Fully diluted shares outstanding for the fourth quarter of 2016 increased to approximately 56.8 million shares compared to 43.8 million shares in the fourth quarter of 2015. The increase is primarily due to the impact of 13.3 million shares issued on January 26, 2016 in a public offering of the Company's common stock, with the net proceeds of such offering used to partially fund the Private Brands acquisition.

Segment results

North American Retail Grocery net sales for the fourth quarter of 2016 increased 123.3% to $1,493.4 million from $668.8 million during the same quarter of the previous year, driven by a 122.2% increase due to the Private Brands acquisition and favorable volume/mix, partially offset by lower pricing. Volume/mix increased 2.9% in the fourth quarter, as higher volume/mix in single serve beverages, carton soup, and dressings were partially offset by lower volume/mix in snacks, non-dairy creamer, pickles, canned soup, and hot cereals.

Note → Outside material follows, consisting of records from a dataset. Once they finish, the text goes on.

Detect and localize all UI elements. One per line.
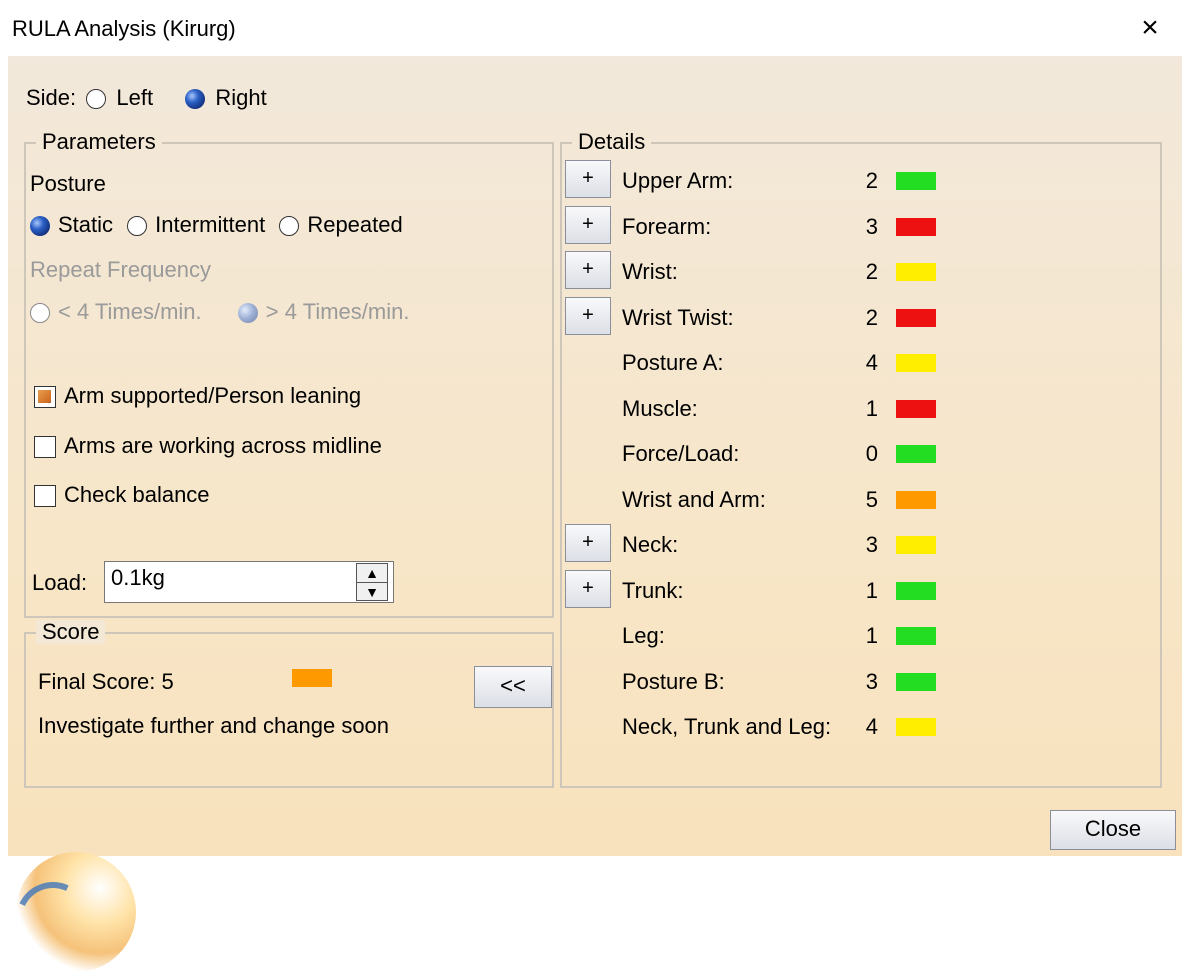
details-title: Details [572, 130, 652, 154]
detail-value: 1 [865, 395, 878, 421]
posture-intermittent-label[interactable]: Intermittent [155, 212, 265, 237]
arm-supported-label[interactable]: Arm supported/Person leaning [64, 383, 361, 408]
detail-label: Upper Arm: [622, 168, 734, 193]
balance-checkbox[interactable] [34, 485, 56, 508]
detail-color-swatch [896, 217, 936, 236]
side-right-radio[interactable] [185, 89, 206, 110]
detail-value: 2 [865, 259, 878, 284]
expand-row-button[interactable]: + [565, 524, 611, 562]
detail-label: Wrist and Arm: [622, 486, 766, 512]
detail-label: Force/Load: [622, 441, 740, 466]
posture-repeated-label[interactable]: Repeated [307, 212, 402, 237]
detail-value: 1 [865, 577, 878, 603]
score-title: Score [36, 620, 106, 644]
detail-label: Neck: [622, 532, 679, 557]
side-label: Side: [26, 85, 77, 110]
detail-value: 5 [865, 486, 878, 512]
expand-row-button[interactable]: + [565, 296, 611, 335]
posture-options: Static Intermittent Repeated [30, 211, 403, 239]
detail-label: Neck, Trunk and Leg: [622, 714, 832, 739]
expand-row-button[interactable]: + [565, 160, 611, 198]
detail-label: Posture A: [622, 350, 724, 375]
posture-intermittent-radio[interactable] [127, 216, 148, 237]
collapse-details-button[interactable]: << [474, 666, 552, 708]
midline-row: Arms are working across midline [34, 432, 382, 460]
detail-label: Wrist: [622, 259, 678, 284]
detail-color-swatch [896, 581, 936, 600]
detail-color-swatch [896, 490, 936, 509]
title-bar: RULA Analysis (Kirurg) × [0, 0, 1182, 56]
detail-value: 0 [865, 441, 878, 466]
window-title: RULA Analysis (Kirurg) [12, 16, 236, 41]
detail-value: 2 [865, 168, 878, 193]
detail-label: Leg: [622, 623, 665, 648]
detail-label: Wrist Twist: [622, 304, 734, 330]
detail-value: 3 [865, 532, 878, 557]
expand-row-button[interactable]: + [565, 205, 611, 244]
detail-label: Forearm: [622, 213, 712, 239]
side-left-label[interactable]: Left [116, 85, 153, 110]
detail-color-swatch [896, 308, 936, 327]
detail-label: Muscle: [622, 395, 698, 421]
close-button[interactable]: Close [1050, 810, 1176, 850]
score-group: Score [24, 620, 554, 788]
detail-value: 4 [865, 350, 878, 375]
detail-value: 3 [865, 668, 878, 694]
final-score-label: Final Score: 5 [38, 669, 174, 694]
detail-color-swatch [896, 718, 936, 736]
balance-row: Check balance [34, 481, 210, 509]
detail-label: Posture B: [622, 668, 725, 694]
detail-value: 4 [865, 714, 878, 739]
freq-over-4-radio[interactable] [237, 303, 258, 324]
detail-color-swatch [896, 672, 936, 691]
spinner-up-icon[interactable]: ▲ [357, 564, 387, 582]
detail-label: Trunk: [622, 577, 684, 603]
detail-color-swatch [896, 445, 936, 463]
score-message: Investigate further and change soon [38, 713, 390, 738]
load-label: Load: [32, 570, 88, 595]
dialog-body: Side: Left Right Parameters Posture Stat… [5, 56, 1182, 972]
posture-static-radio[interactable] [30, 216, 50, 237]
posture-static-label[interactable]: Static [58, 212, 113, 237]
final-score-swatch [292, 669, 332, 687]
side-left-radio[interactable] [86, 89, 107, 110]
load-spinner[interactable]: ▲ ▼ [356, 563, 388, 601]
detail-color-swatch [896, 263, 936, 281]
repeat-frequency-label: Repeat Frequency [30, 257, 211, 282]
detail-color-swatch [896, 399, 936, 418]
detail-color-swatch [896, 536, 936, 554]
detail-color-swatch [896, 627, 936, 645]
repeat-frequency-options: < 4 Times/min. > 4 Times/min. [30, 298, 409, 326]
arm-supported-row: Arm supported/Person leaning [34, 382, 361, 410]
detail-value: 3 [865, 213, 878, 239]
detail-color-swatch [896, 354, 936, 372]
posture-repeated-radio[interactable] [279, 216, 300, 237]
expand-row-button[interactable]: + [565, 251, 611, 289]
midline-checkbox[interactable] [34, 436, 56, 459]
balance-label[interactable]: Check balance [64, 482, 210, 507]
parameters-title: Parameters [36, 130, 162, 154]
freq-over-4-label[interactable]: > 4 Times/min. [266, 299, 410, 324]
window-close-icon[interactable]: × [1132, 10, 1168, 46]
expand-row-button[interactable]: + [565, 569, 611, 608]
load-input[interactable]: 0.1kg [104, 561, 394, 603]
freq-under-4-radio[interactable] [30, 303, 50, 324]
side-right-label[interactable]: Right [215, 85, 266, 110]
side-row: Side: Left Right [26, 84, 267, 112]
detail-color-swatch [896, 172, 936, 190]
midline-label[interactable]: Arms are working across midline [64, 433, 382, 458]
detail-value: 2 [865, 304, 878, 330]
freq-under-4-label[interactable]: < 4 Times/min. [58, 299, 202, 324]
posture-label: Posture [30, 171, 106, 196]
spinner-down-icon[interactable]: ▼ [357, 582, 387, 600]
arm-supported-checkbox[interactable] [34, 386, 56, 409]
detail-value: 1 [865, 623, 878, 648]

Direct operating income margin in the fourth quarter decreased 160 basis points to 14.3% in 2016. This decrease is due to unfavorable pricing primarily from competitive pressures, higher variable incentive compensation, and lower margin Private Brands business (a 20 bps impact), partially offset by generally lower commodity costs and lower freight rates.

Food Away From Home net sales for the fourth quarter of 2016 increased 69.5% to$152.0 million from $89.6 million during the same quarter of the previous year, driven by a 74.5% increase due to the Private Brands acquisition, which was partially offset by declines in both volume/mix and pricing.

Volume/mix had a 3.5% unfavorable impact, as increases in pickles and Mexican sauces were more than offset by declines in dressings and aseptic products. Direct operating income margin in the fourth quarter decreased 180 basis points to 12.3% in 2016, primarily due to the impact of lower margin products from the Private Brands acquisition (impact of 100 bps), select unfavorable input costs, and higher variable incentive compensation, which were partially offset by favorable freight rates.

Industrial and Export net sales for the fourth quarter of 2016 increased 22.8% to$131.4 million from $107.0 million during the same quarter of the prior year, primarily driven by a 31.8% increase from the Private Brands acquisition, partially offset by unfavorable volume/mix. Volume/mix declined 9.7% from prior year as most product categories showed a year-over-year decline, led by soup, non-dairy creamer, and pickles, primarily due to competitive pressure. Direct operating income margin in the fourth quarter decreased 670 basis points to 12.3% in 2016, primarily due to the impact of lower margin business from the Private Brands acquisition (impact of 530 basis points) and higher variable incentive compensation partially offset by favorable freight rates.